The geometric intuitions behind the linear algebra used throughout the book. Two viewpoints on a vector \mathbf{v}:

  • A position — a point in space.
  • A direction — an arrow from the origin.

Most of deep learning works in the second view. From it we get dot products (similarity), angles, projections, hyperplanes (decision boundaries), and determinants (volume changes).

Vectors as geometry

The same array can name a point or a displacement. Deep learning mostly uses the displacement view: directions, lengths, and angles.

v = [1, 7, 0, 1]

\mathbf{u}^\top \mathbf{v} = \|\mathbf{u}\| \|\mathbf{v}\| \cos\theta. Cosine similarity = normalized dot product. The metric behind kernel methods, attention, and contrastive learning:

%matplotlib inline
from d2l import tensorflow as d2l
from IPython import display
import tensorflow as tf

def angle(v, w):
    return tf.acos(tf.tensordot(v, w, axes=1) / (tf.norm(v) * tf.norm(w)))

angle(tf.constant([0, 1, 2], dtype=tf.float32), tf.constant([2.0, 3, 4]))
<tf.Tensor: shape=(), dtype=float32, numpy=0.41899001598358154>

Hyperplanes as classifiers

A hyperplane is the set \{\mathbf{x} : \mathbf{w}^\top \mathbf{x} = b\}. Linear classifiers split space with one — sign of the dot product gives the prediction. Most of deep learning is “learn good features so a hyperplane works”:

# Load in the dataset
((train_images, train_labels), (
    test_images, test_labels)) = tf.keras.datasets.fashion_mnist.load_data()

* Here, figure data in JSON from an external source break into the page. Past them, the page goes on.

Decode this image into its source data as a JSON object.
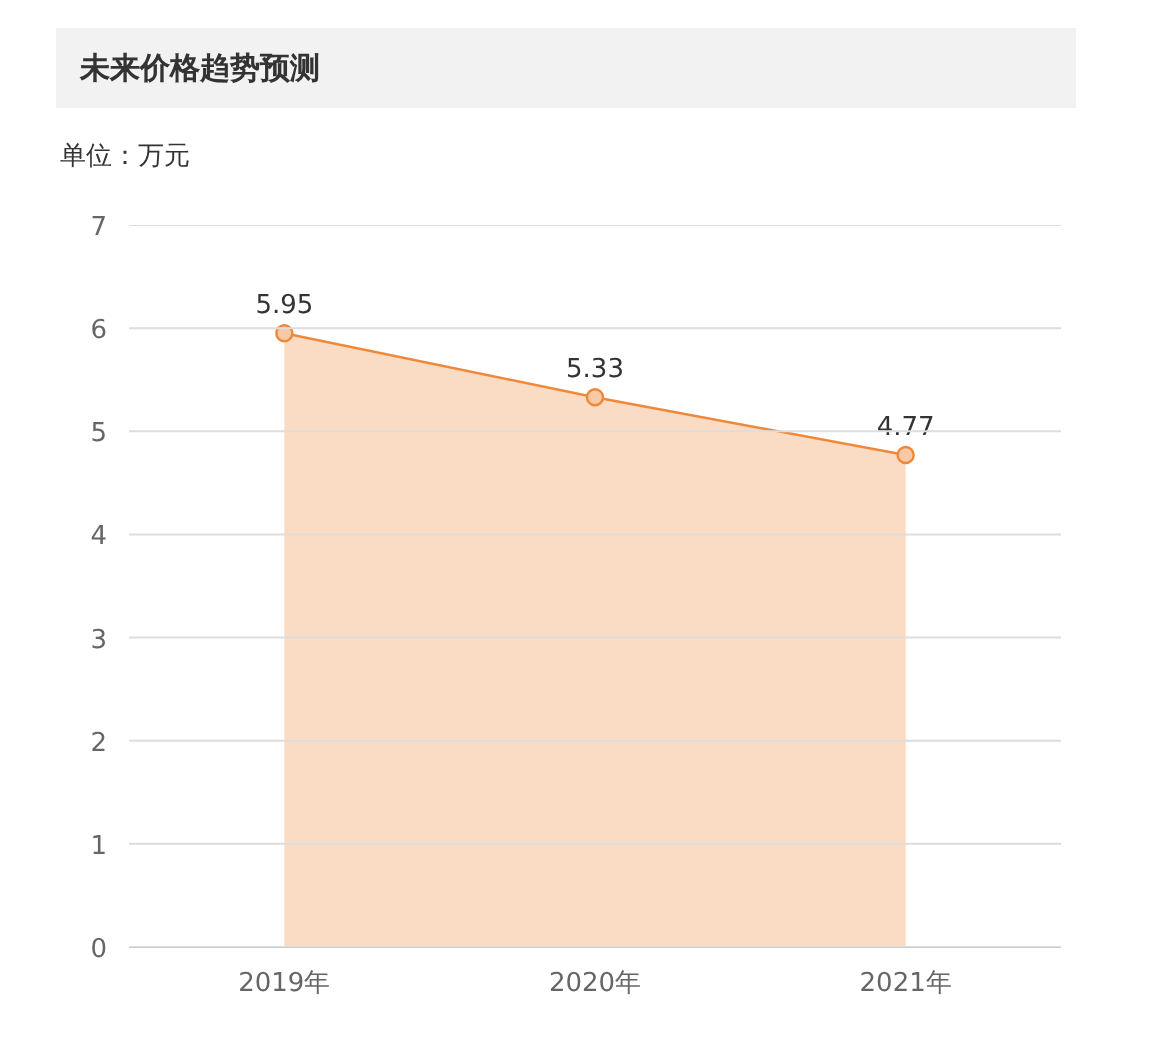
{
  "chart_data": {
    "type": "area",
    "title": "未来价格趋势预测",
    "ylabel": "单位：万元",
    "categories": [
      "2019年",
      "2020年",
      "2021年"
    ],
    "series": [
      {
        "color": "#f0883a",
        "values": [
          5.95,
          5.33,
          4.77
        ]
      }
    ],
    "ylim": [
      0,
      7
    ],
    "yticks": [
      0,
      1,
      2,
      3,
      4,
      5,
      6,
      7
    ],
    "grid": "y",
    "marker": "circle",
    "data_labels": true
  }
}
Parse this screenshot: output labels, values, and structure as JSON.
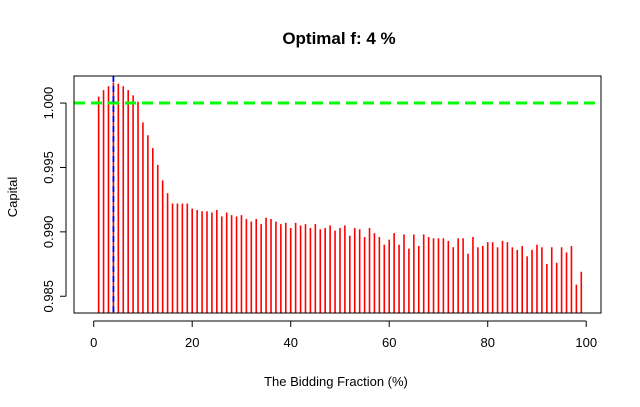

X_train_0 = tf.cast(tf.stack(train_images[[i for i, label in enumerate(
    train_labels) if label == 0]]), dtype=tf.float32) * 256
X_train_1 = tf.cast(tf.stack(train_images[[i for i, label in enumerate(
    train_labels) if label == 1]]), dtype=tf.float32) * 256
X_test = tf.cast(tf.stack(test_images[[i for i, label in enumerate(
    test_labels) if label == 0 or label == 1]]),
    dtype=tf.float32) * 256
y_test = tf.cast(tf.stack([label for label in test_labels
    if label == 0 or label == 1]), dtype=tf.float32)

# Compute averages
ave_0 = tf.reduce_mean(X_train_0, axis=0)
ave_1 = tf.reduce_mean(X_train_1, axis=0)
# Plot average t-shirt
d2l.set_figsize()
d2l.plt.imshow(tf.reshape(ave_0, (28, 28)), cmap='Greys')
d2l.plt.show()

Hyperplanes (cont.)

Changing \mathbf{w} rotates the boundary; changing b shifts it. Normalized distance to the boundary is a margin.

# Plot average trousers
d2l.plt.imshow(tf.reshape(ave_1, (28, 28)), cmap='Greys')
d2l.plt.show()

# Print test set accuracy with eyeballed threshold
w = tf.transpose(ave_1 - ave_0)
predictions = tf.reduce_sum(X_test * tf.nest.flatten(w), axis=0) > -1500000

# Accuracy
tf.reduce_mean(
    tf.cast(tf.cast(predictions, y_test.dtype) == y_test, tf.float32))
<tf.Tensor: shape=(), dtype=float32, numpy=0.0>

Invertibility and determinant

Square matrices are invertible iff they don’t collapse volumes. The determinant measures the signed volume scale factor:

M = tf.constant([[1, 2], [1, 4]], dtype=tf.float32)
M_inv = tf.constant([[2, -1], [-0.5, 0.5]])
tf.matmul(M_inv, M)
<tf.Tensor: shape=(2, 2), dtype=float32, numpy=
array([[1., 0.],
       [0., 1.]], dtype=float32)>
tf.linalg.det(tf.constant([[1, -1], [2, 3]], dtype=tf.float32))
<tf.Tensor: shape=(), dtype=float32, numpy=5.0>

In code

Translate all of this into NumPy / PyTorch:

# Define tensors
B = tf.constant([[[1, 2, 3], [4, 5, 6]], [[7, 8, 9], [10, 11, 12]]])
A = tf.constant([[1, 2], [3, 4]])
v = tf.constant([1, 2])

# Print out the shapes
A.shape, B.shape, v.shape
(TensorShape([2, 2]), TensorShape([2, 2, 3]), TensorShape([2]))
# Reimplement matrix multiplication
tf.einsum("ij, j -> i", A, v), tf.matmul(A, tf.reshape(v, (2, 1)))
(<tf.Tensor: shape=(2,), dtype=int32, numpy=array([ 5, 11], dtype=int32)>,
 <tf.Tensor: shape=(2, 1), dtype=int32, numpy=
 array([[ 5],
        [11]], dtype=int32)>)

In code (cont.)

These final snippets connect the geometric ideas to the actual linear-algebra APIs for norms, determinants, and inverses.

tf.einsum("ijk, il, j -> kl", B, A, v)
<tf.Tensor: shape=(3, 2), dtype=int32, numpy=
array([[ 90, 126],
       [102, 144],
       [114, 162]], dtype=int32)>
# TensorFlow does not support this type of notation.

Recap

  • Vectors as directions; dot products = cosine similarity; matrices = linear maps; determinant = volume scale.
  • Hyperplanes are the decision-boundary primitive of every linear classifier and every linear layer.
  • These geometric pictures keep being useful all the way up to attention and high-dim embeddings.